SANTA FE, N.M. (AP) — Medicaid recipients will face co-pays for some treatments and have their medical services tracked as part of a program overhaul that is intended to lower the costs of providing health care, Gov. Susana Martinez’s administration announced Monday.
There will be no changes in determining who qualifies for Medicaid, which serves about a quarter of New Mexico’s population.
The [auth] state Human Services Department said President Barack Obama’s administration had given approval to the state to implement the changes, which will start next year and are intended to try to slow the rising costs of the health care program for the poor while improving service.
One of the main goals of the revamped program known as “Centennial Care” is to better coordinate the care provided to recipients to improve their health or keep medical conditions from worsening and becoming more costly to treat.
Managed-care organizations under contract with the state for Medicaid will hire “care coordinators” to track medical and behavioral health services.
“It’s going to change the way we do business and it’s just going to increase health outcomes,” Human Services Secretary Sidonie Squire said in an interview.
Reimbursement rates to health care providers will remain the same, as will eligibility.
But much like in private insurance plans, Medicaid recipients will face co-pays for some services. That will include going to an emergency room for routine medical care or using a brand name drug when a generic one is available.
By requiring people to take responsibility for some costs of their health care decisions, the state hopes to better control part of the growth of Medicaid, which is financed jointly by the state and federal governments.
The fee will be $3 for brand name drugs, but that will not apply to children and pregnant women. The fees for using an emergency room will vary according to a person’s income, but could range from $3 to $50 per visit. Native Americans will be exempt from the co-pays.
The state also will offer incentives to encourage good health practices. Recipients can earn points toward gifts if they take certain steps for better health, such as seeing a dentist at least once a year, completing a prenatal care program or having certain diabetes testing.
Medicaid is expected to cost New Mexico taxpayers nearly $1 billion this year and account for 16 percent of the state budget. The federal government provides almost $3 for every $1 spent by the state.
New Mexico will implement the changes at the same time it expands the program to cover an additional 170,000 low-income adults under terms of the federal Affordable Care Act.

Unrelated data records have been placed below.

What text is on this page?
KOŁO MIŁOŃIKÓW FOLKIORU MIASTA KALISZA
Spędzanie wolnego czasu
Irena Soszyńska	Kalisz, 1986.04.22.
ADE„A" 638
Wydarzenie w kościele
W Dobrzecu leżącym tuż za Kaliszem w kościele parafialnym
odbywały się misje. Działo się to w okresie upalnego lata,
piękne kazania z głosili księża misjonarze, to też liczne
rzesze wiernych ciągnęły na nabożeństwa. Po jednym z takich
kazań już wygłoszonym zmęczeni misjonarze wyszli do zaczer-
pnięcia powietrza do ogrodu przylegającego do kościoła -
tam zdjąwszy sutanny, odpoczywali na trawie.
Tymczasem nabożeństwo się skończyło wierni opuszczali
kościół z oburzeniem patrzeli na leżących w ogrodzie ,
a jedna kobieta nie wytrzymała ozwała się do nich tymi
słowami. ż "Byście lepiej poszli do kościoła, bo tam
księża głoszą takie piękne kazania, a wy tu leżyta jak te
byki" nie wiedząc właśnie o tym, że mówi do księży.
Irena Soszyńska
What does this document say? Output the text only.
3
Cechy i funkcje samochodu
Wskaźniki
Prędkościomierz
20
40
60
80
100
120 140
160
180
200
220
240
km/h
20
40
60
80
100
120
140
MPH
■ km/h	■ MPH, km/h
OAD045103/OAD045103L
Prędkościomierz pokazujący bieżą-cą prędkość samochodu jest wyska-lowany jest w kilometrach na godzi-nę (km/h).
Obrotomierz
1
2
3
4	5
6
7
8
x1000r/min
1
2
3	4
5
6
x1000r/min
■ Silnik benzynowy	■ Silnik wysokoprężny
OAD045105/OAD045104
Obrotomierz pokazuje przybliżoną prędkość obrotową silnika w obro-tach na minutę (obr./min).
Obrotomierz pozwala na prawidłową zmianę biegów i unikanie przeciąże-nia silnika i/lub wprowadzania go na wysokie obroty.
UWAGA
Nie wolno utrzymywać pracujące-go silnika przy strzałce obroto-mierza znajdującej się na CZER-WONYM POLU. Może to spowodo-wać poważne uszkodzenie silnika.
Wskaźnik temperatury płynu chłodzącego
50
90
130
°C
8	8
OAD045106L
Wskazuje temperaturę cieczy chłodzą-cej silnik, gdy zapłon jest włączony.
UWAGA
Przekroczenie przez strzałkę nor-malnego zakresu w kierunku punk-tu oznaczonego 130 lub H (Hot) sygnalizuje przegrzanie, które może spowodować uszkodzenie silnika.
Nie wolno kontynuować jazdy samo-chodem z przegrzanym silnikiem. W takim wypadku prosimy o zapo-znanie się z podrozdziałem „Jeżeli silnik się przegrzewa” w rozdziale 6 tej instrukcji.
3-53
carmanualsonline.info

The program currently offers services to about 550,000 New Mexicans, mostly uninsured children in lower-income families, the disabled, elderly in nursing homes and low-income pregnant women.
Native Americans who qualify for Medicaid will have the option of receiving care through managed-care organizations or continuing with a fee-for-service system. American Indians needing nursing home care will obtain their services through managed care, however.
The state initially had proposed requiring managed care for all eligible Native Americans, but tribal leaders worried that could make it more difficult for Indians in remote areas to get access to medical providers who might not be part of a managed care network.
Squier said Native Americans who enroll in managed care will be able to use their current primary care providers through the federal Indian Health Service or other tribal health systems.
The state negotiated with the federal Centers for Medicare and Medicaid Services for about a year before winning final approval of its proposed overhaul.